Resurrection
- Crone
- 11 hours ago
- 2 min read
Despite Dutch Elm Disease, there are a few elms around the reserve. There is one large one and, in the area around Kairos, many "suckers". They grow to a certain height, get infected, and die. But the root system produces more suckers. There is a kind of immortality conferred by this process of regeneration.

I was thinking about how to think-with-a-tree when thinking about sentience. If sentience means feeling, as in an emotional response, I am not sure if that's right... sentience about sensing, however, makes sense (!).
Let's imagine we cut the top off a young tree. The area immediately around the wound senses and responds, sending out resin or sap to prevent infestation. The roots might sense a change of weight or balance. And a change in water pressure? In the growing season, as there were now no leaf bearing branches, the tree would produce many shoots around the top. All this would be expensive for the tree, perhaps, but it might be of limited "shock" if this were done during the dormant period. But the need to heal and so on might be a negative consequence. It might be "bad" for the tree, having to use up resources. And yet, this is pollarding, which actually revitalises trees and can render them, like the sucker system above, very long-lived. So, it might be "good" for the tree.
I am assuming there is not pain. And I think that because of the distributed thinking and doing of trees. I think pain is about alerting the part of the system that determines stuff about a whole being, but where intelligence is distributed and so is action, maybe only that part needs to know? the other parts deal with how the change impacts them, if it does.

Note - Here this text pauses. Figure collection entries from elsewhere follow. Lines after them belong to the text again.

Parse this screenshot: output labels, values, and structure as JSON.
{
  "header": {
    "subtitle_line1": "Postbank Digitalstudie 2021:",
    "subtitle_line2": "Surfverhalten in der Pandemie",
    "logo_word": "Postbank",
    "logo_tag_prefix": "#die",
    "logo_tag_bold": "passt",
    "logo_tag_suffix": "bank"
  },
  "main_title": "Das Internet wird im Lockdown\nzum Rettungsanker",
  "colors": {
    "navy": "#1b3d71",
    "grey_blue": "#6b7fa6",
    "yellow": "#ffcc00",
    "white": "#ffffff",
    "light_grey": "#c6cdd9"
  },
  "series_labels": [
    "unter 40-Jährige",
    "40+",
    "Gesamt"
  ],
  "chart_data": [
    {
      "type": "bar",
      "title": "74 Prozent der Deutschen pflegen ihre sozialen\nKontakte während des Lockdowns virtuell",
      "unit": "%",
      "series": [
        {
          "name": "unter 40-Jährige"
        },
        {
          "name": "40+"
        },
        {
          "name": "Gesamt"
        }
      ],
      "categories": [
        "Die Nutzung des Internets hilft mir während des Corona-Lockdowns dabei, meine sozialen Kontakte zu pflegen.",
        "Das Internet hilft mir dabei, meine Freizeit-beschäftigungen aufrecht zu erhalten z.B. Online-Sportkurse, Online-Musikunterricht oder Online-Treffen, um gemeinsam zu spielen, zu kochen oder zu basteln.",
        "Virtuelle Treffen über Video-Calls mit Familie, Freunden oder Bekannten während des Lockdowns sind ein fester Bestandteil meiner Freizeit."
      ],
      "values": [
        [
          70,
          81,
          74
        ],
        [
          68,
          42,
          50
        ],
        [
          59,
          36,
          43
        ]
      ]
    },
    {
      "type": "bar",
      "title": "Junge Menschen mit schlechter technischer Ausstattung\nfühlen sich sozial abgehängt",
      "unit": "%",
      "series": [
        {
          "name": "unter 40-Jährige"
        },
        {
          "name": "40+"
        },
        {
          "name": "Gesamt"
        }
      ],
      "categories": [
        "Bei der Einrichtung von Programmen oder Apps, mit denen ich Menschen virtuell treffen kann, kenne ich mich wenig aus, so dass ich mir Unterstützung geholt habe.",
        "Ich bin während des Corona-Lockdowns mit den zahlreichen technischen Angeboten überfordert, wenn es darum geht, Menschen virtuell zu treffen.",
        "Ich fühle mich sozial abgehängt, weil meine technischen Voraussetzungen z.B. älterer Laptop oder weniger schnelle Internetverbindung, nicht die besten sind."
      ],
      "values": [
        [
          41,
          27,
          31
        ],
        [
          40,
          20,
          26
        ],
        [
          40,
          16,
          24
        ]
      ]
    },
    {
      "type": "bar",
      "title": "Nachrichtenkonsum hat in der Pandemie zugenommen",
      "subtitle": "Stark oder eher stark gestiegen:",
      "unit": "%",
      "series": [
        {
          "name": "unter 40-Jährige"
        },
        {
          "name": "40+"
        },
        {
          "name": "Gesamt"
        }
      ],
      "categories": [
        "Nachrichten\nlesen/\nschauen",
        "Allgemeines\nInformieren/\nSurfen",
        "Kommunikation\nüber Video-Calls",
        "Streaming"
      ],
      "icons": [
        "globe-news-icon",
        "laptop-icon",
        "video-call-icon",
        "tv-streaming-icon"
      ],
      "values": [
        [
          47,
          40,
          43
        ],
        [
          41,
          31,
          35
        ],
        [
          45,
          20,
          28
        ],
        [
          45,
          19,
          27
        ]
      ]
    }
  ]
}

And, I thought, this way of thinking might map on to thinking about a woodland too. An area where a (normal) fire has swept through, or where humans have coppiced, or whatever... that might be costly in the short term, revitalising in the longer term. Only the creatures and plants affected need to know. There is not pain.
And where there is death, it offers opportunities... and its own beauty.



This one below is an oak that has pretty well succumbed to Acute Oak Decline.
Interesting what you wrote about trees, pain & death. And elms have a form of immortality. And the acute oak decline photos are startling!